George Condo hasn’t written many artist’s statements lately, which isn’t a bad thing. Quite the contrary—most artist statements are dull to read, and read as if they were even duller to write; why they exist at all is a timeless riddle. At this point in his career, Condo presumably does very few things he doesn’t want to do. So the fact that “George Condo: Internal Riot,” at Hauser & Wirth, came with a few paragraphs courtesy of the man himself suggests that this is no formality; either some publicist is holding a gun to his head, or he’s writing from the heart. A sample: “The virus turned deadly. . . . The protests were justified. I protested with my paintings. In a psychological sense, I lit them on fire and turned them upside down in revolt and sickness.”

George Condo, Father and Daughter with Face Mask, 2020, acrylic, pigment stick, metallic paint, and wax crayon on linen, 82 by 80 inches; at Hauser & Wirth.

This isn’t the usual BS about topoi and temporalities, but it doesn’t leave me quivering with anticipation, either. My least favorite Condo is “relevant” Condo, the Condo of fish-in-a-barrel social satire and joyless Zeitgeist hunting. His new paintings may not be as on-the-nose as the fat, smirking bankers he began painting during the recession in 2008, but they have that same misplaced confidence. The works in “Internal Riot” (all 2020) depict heads—calling them portraits isn’t quite right—decked out in googly eyes and snaggleteeth. The technique is uneven, but the size and brazenness connote capital-I Importance, and there’s an implicit “You’re welcome,” as if Condo’s half-assmanship were a response to COVID-19, or Breonna Taylor, or whatever.

Sickness—every kind—has been a theme of Condo’s work since he started out in the 1980s, but at his best he makes it stick-in-your-throat unsettling. Here, it’s just sick. Compare Hysteria (2020), an extra-crude, Cookie Monster–blue head from the new show, with a vintage Condo like Batman and Bunny (2005), in which the comic book hero poses with a Gorgon-faced Playboy bunny. A few of these paintings’ parts are similar—the glistening eyes, the five-sided grins—but there’s something enthrallingly just out-of-reach in the older work, a dash of technical refinement that makes its horrors easier to choke down, yet no less horrific. It’s genuinely hysterical. Hysteria, on the other hand, is so screechily self-defining it fades away well before you’re finished looking.

George Condo, Internal Riot, 2020, acrylic, pigment stick, and metallic paint on linen, 82 by 80 inches; at Hauser & Wirth

Odd to say about a show called “Internal Riot,” but Condo’s new paintings have no subconscious; what you see is pretty much what you get.
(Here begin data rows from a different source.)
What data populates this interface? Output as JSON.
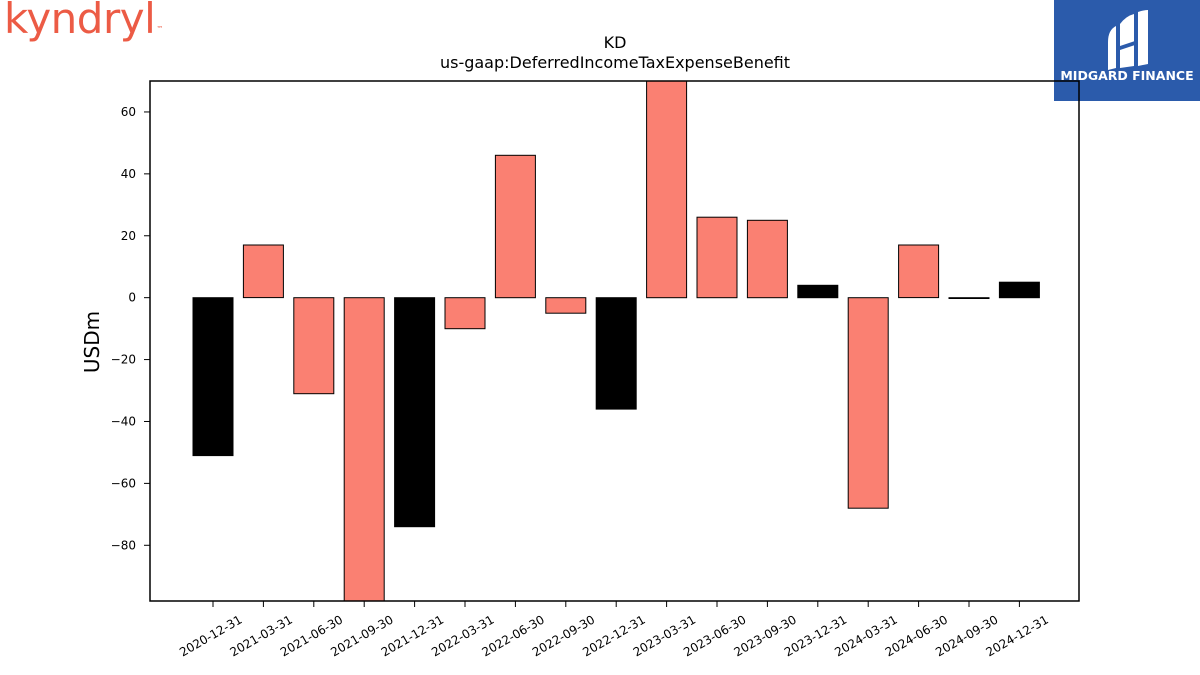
{
  "branding": {
    "left_logo_text": "kyndryl",
    "right_logo_text": "MIDGARD FINANCE",
    "left_logo_color": "#ec5b45",
    "right_logo_bg": "#2b5bab"
  },
  "chart_data": {
    "type": "bar",
    "title": "KD",
    "subtitle": "us-gaap:DeferredIncomeTaxExpenseBenefit",
    "xlabel": "",
    "ylabel": "USDm",
    "ylim": [
      -98,
      70
    ],
    "yticks": [
      60,
      40,
      20,
      0,
      -20,
      -40,
      -60,
      -80
    ],
    "ytick_labels": [
      "60",
      "40",
      "20",
      "0",
      "−20",
      "−40",
      "−60",
      "−80"
    ],
    "grid": false,
    "categories": [
      "2020-12-31",
      "2021-03-31",
      "2021-06-30",
      "2021-09-30",
      "2021-12-31",
      "2022-03-31",
      "2022-06-30",
      "2022-09-30",
      "2022-12-31",
      "2023-03-31",
      "2023-06-30",
      "2023-09-30",
      "2023-12-31",
      "2024-03-31",
      "2024-06-30",
      "2024-09-30",
      "2024-12-31"
    ],
    "values": [
      -51,
      17,
      -31,
      -98,
      -74,
      -10,
      46,
      -5,
      -36,
      70,
      26,
      25,
      4,
      -68,
      17,
      0,
      5
    ],
    "bar_colors": [
      "#000000",
      "#fa8072",
      "#fa8072",
      "#fa8072",
      "#000000",
      "#fa8072",
      "#fa8072",
      "#fa8072",
      "#000000",
      "#fa8072",
      "#fa8072",
      "#fa8072",
      "#000000",
      "#fa8072",
      "#fa8072",
      "#000000",
      "#000000"
    ]
  }
}
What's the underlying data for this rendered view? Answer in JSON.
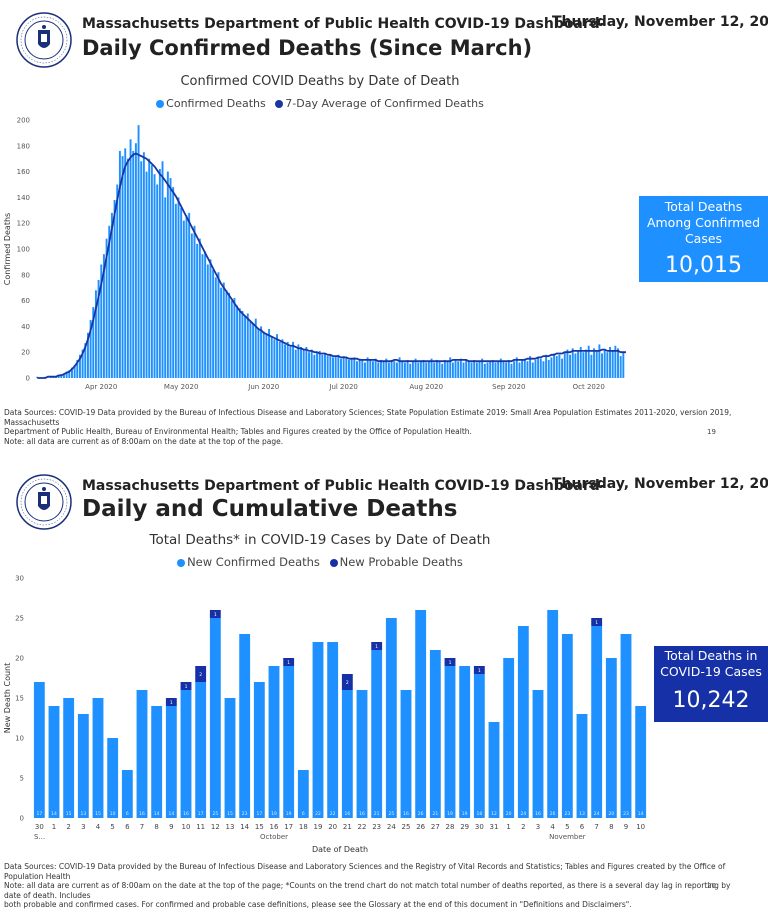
{
  "pages": [
    {
      "header_line1": "Massachusetts Department of Public Health COVID-19 Dashboard-",
      "header_title": "Daily Confirmed Deaths (Since March)",
      "date": "Thursday, November 12, 2020",
      "seal_icon": "ma-dph-seal-icon",
      "kpi": {
        "label": "Total Deaths Among Confirmed Cases",
        "value": "10,015",
        "color": "#1e90ff"
      },
      "source_lines": [
        "Data Sources: COVID-19 Data provided by the Bureau of Infectious Disease and Laboratory Sciences; State Population Estimate 2019: Small Area Population Estimates 2011-2020, version 2019, Massachusetts",
        "Department of Public Health, Bureau of Environmental Health; Tables and Figures created by the Office of Population Health.",
        "Note: all data are current as of 8:00am on the date at the top of the page."
      ],
      "page_number": "19"
    },
    {
      "header_line1": "Massachusetts Department of Public Health COVID-19 Dashboard-",
      "header_title": "Daily and Cumulative Deaths",
      "date": "Thursday, November 12, 2020",
      "seal_icon": "ma-dph-seal-icon",
      "kpi": {
        "label": "Total Deaths in COVID-19 Cases",
        "value": "10,242",
        "color": "#1631a8"
      },
      "source_lines": [
        "Data Sources: COVID-19 Data provided by the Bureau of Infectious Disease and Laboratory Sciences and the Registry of Vital Records and Statistics; Tables and Figures created by the Office of Population Health",
        "Note: all data are current as of 8:00am on the date at the top of the page; *Counts on the trend chart do not match total number of deaths reported, as there is a several day lag in reporting by date of death. Includes",
        "both probable and confirmed cases. For confirmed and probable case definitions, please see the Glossary at the end of this document in \"Definitions and Disclaimers\"."
      ],
      "page_number": "20"
    }
  ],
  "chart_data": [
    {
      "type": "bar",
      "title": "Confirmed COVID Deaths by Date of Death",
      "xlabel": "",
      "ylabel": "Confirmed Deaths",
      "ylim": [
        0,
        200
      ],
      "yticks": [
        0,
        20,
        40,
        60,
        80,
        100,
        120,
        140,
        160,
        180,
        200
      ],
      "x_start": "2020-03-08",
      "x_tick_labels": [
        "Apr 2020",
        "May 2020",
        "Jun 2020",
        "Jul 2020",
        "Aug 2020",
        "Sep 2020",
        "Oct 2020",
        "Nov 2020"
      ],
      "x_tick_dates": [
        "2020-04-01",
        "2020-05-01",
        "2020-06-01",
        "2020-07-01",
        "2020-08-01",
        "2020-09-01",
        "2020-10-01",
        "2020-11-01"
      ],
      "legend_position": "top-center",
      "grid": false,
      "series": [
        {
          "name": "Confirmed Deaths",
          "kind": "bar",
          "color": "#1e90ff",
          "values": [
            1,
            0,
            0,
            1,
            0,
            1,
            1,
            1,
            2,
            3,
            3,
            5,
            6,
            8,
            10,
            14,
            18,
            22,
            27,
            35,
            45,
            55,
            68,
            76,
            88,
            96,
            108,
            118,
            128,
            138,
            150,
            176,
            172,
            178,
            170,
            185,
            176,
            182,
            196,
            168,
            175,
            160,
            170,
            165,
            158,
            150,
            162,
            168,
            140,
            160,
            155,
            148,
            135,
            140,
            132,
            122,
            126,
            128,
            112,
            118,
            104,
            108,
            96,
            98,
            88,
            92,
            84,
            78,
            82,
            70,
            74,
            68,
            66,
            60,
            62,
            56,
            54,
            52,
            48,
            50,
            44,
            42,
            46,
            38,
            40,
            36,
            34,
            38,
            32,
            30,
            34,
            28,
            30,
            26,
            28,
            24,
            28,
            22,
            26,
            24,
            22,
            24,
            20,
            22,
            18,
            20,
            21,
            18,
            19,
            17,
            18,
            16,
            17,
            18,
            15,
            17,
            16,
            14,
            15,
            16,
            13,
            15,
            14,
            12,
            16,
            14,
            13,
            15,
            12,
            14,
            13,
            15,
            12,
            14,
            13,
            12,
            16,
            13,
            12,
            14,
            11,
            13,
            15,
            12,
            13,
            14,
            12,
            13,
            15,
            12,
            14,
            13,
            11,
            14,
            13,
            16,
            12,
            14,
            13,
            15,
            12,
            14,
            13,
            12,
            14,
            12,
            13,
            15,
            11,
            12,
            13,
            14,
            12,
            13,
            15,
            13,
            12,
            14,
            11,
            13,
            16,
            12,
            14,
            15,
            13,
            17,
            12,
            14,
            16,
            15,
            13,
            18,
            14,
            16,
            19,
            17,
            18,
            15,
            20,
            22,
            18,
            23,
            19,
            21,
            24,
            20,
            22,
            25,
            18,
            23,
            21,
            26,
            19,
            22,
            20,
            24,
            21,
            25,
            23,
            17,
            20
          ]
        },
        {
          "name": "7-Day Average of Confirmed Deaths",
          "kind": "line",
          "color": "#1a35a0",
          "values": [
            0,
            0,
            0,
            0,
            1,
            1,
            1,
            1,
            2,
            2,
            3,
            4,
            5,
            7,
            9,
            12,
            15,
            19,
            24,
            30,
            37,
            45,
            54,
            63,
            73,
            83,
            94,
            105,
            116,
            127,
            138,
            148,
            157,
            164,
            168,
            171,
            173,
            174,
            173,
            172,
            171,
            170,
            168,
            166,
            164,
            161,
            158,
            156,
            153,
            150,
            147,
            144,
            141,
            137,
            133,
            129,
            125,
            121,
            117,
            113,
            109,
            105,
            101,
            97,
            93,
            89,
            85,
            81,
            77,
            73,
            70,
            67,
            64,
            61,
            58,
            55,
            52,
            50,
            48,
            46,
            44,
            42,
            40,
            38,
            37,
            35,
            34,
            33,
            32,
            31,
            30,
            29,
            28,
            27,
            26,
            25,
            25,
            24,
            23,
            23,
            22,
            22,
            21,
            21,
            20,
            20,
            19,
            19,
            19,
            18,
            18,
            17,
            17,
            17,
            16,
            16,
            16,
            15,
            15,
            15,
            15,
            14,
            14,
            14,
            14,
            14,
            14,
            14,
            13,
            13,
            13,
            13,
            13,
            13,
            14,
            14,
            13,
            13,
            13,
            13,
            13,
            13,
            13,
            13,
            13,
            13,
            13,
            13,
            13,
            13,
            13,
            13,
            13,
            13,
            13,
            13,
            14,
            14,
            14,
            14,
            14,
            14,
            13,
            13,
            13,
            13,
            13,
            13,
            13,
            13,
            13,
            13,
            13,
            13,
            13,
            13,
            13,
            13,
            13,
            14,
            14,
            14,
            14,
            14,
            15,
            15,
            15,
            15,
            16,
            16,
            17,
            17,
            17,
            18,
            18,
            19,
            19,
            19,
            20,
            20,
            20,
            21,
            21,
            21,
            21,
            21,
            21,
            21,
            21,
            21,
            21,
            21,
            22,
            22,
            21,
            21,
            21,
            21,
            21,
            20,
            20,
            20
          ]
        }
      ]
    },
    {
      "type": "bar",
      "stacked": true,
      "title": "Total Deaths* in COVID-19 Cases by Date of Death",
      "xlabel": "Date of Death",
      "ylabel": "New Death Count",
      "ylim": [
        0,
        30
      ],
      "yticks": [
        0,
        5,
        10,
        15,
        20,
        25,
        30
      ],
      "categories": [
        "30",
        "1",
        "2",
        "3",
        "4",
        "5",
        "6",
        "7",
        "8",
        "9",
        "10",
        "11",
        "12",
        "13",
        "14",
        "15",
        "16",
        "17",
        "18",
        "19",
        "20",
        "21",
        "22",
        "23",
        "24",
        "25",
        "26",
        "27",
        "28",
        "29",
        "30",
        "31",
        "1",
        "2",
        "3",
        "4",
        "5",
        "6",
        "7",
        "8",
        "9",
        "10"
      ],
      "month_labels": [
        {
          "label": "S...",
          "index": 0
        },
        {
          "label": "October",
          "index": 16
        },
        {
          "label": "November",
          "index": 36
        }
      ],
      "legend_position": "top-center",
      "grid": false,
      "series": [
        {
          "name": "New Confirmed Deaths",
          "color": "#1e90ff",
          "values": [
            17,
            14,
            15,
            13,
            15,
            10,
            6,
            16,
            14,
            14,
            16,
            17,
            25,
            15,
            23,
            17,
            19,
            19,
            6,
            22,
            22,
            16,
            16,
            21,
            25,
            16,
            26,
            21,
            19,
            19,
            18,
            12,
            20,
            24,
            16,
            26,
            23,
            13,
            24,
            20,
            23,
            14
          ],
          "data_labels": [
            "17",
            "14",
            "15",
            "13",
            "15",
            "10",
            "6",
            "16",
            "14",
            "14",
            "16",
            "17",
            "25",
            "15",
            "23",
            "17",
            "19",
            "19",
            "6",
            "22",
            "22",
            "16",
            "16",
            "21",
            "25",
            "16",
            "26",
            "21",
            "19",
            "19",
            "18",
            "12",
            "20",
            "24",
            "16",
            "26",
            "23",
            "13",
            "24",
            "20",
            "23",
            "14"
          ]
        },
        {
          "name": "New Probable Deaths",
          "color": "#1631a8",
          "values": [
            0,
            0,
            0,
            0,
            0,
            0,
            0,
            0,
            0,
            1,
            1,
            2,
            1,
            0,
            0,
            0,
            0,
            1,
            0,
            0,
            0,
            2,
            0,
            1,
            0,
            0,
            0,
            0,
            1,
            0,
            1,
            0,
            0,
            0,
            0,
            0,
            0,
            0,
            1,
            0,
            0,
            0
          ],
          "data_labels": [
            "",
            "",
            "",
            "",
            "",
            "",
            "",
            "",
            "",
            "1",
            "1",
            "2",
            "1",
            "",
            "",
            "",
            "",
            "1",
            "",
            "",
            "",
            "2",
            "",
            "1",
            "",
            "",
            "",
            "",
            "1",
            "",
            "1",
            "",
            "",
            "",
            "",
            "",
            "",
            "",
            "1",
            "",
            "",
            ""
          ]
        }
      ]
    }
  ]
}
The show’s drawings, on the other hand, reveal their secrets a little at a time and are much the better for it. The major motifs are the same, but here, Condo works them into dense abstractions, making smart use of negative space and precisely spare color. “Subtle” isn’t the right word for Appearances, a bright thicket of eyes, teeth, and faces with a dash of Kandinsky to boot, but it takes its time where Hysteria rushes ahead. Condo’s images can be divided into two groups: those that seem to begin with some pop culture artifact we already recognize and then gnaw it apart; and those that seem to begin with scribbles that barely qualify as images but cohere until we almost recognize them. I’m not sure Condo has ever paired these two kinds of images more skillfully than he does in the new drawings—look at the heart-faced beauty at the center of Appearances, and then look at the cackling monsters all around her. Condo gives us a calm, creeping horror, half coming-together and half coming-apart, and it’s a sharper riposte to his own recent paintings than I can manage.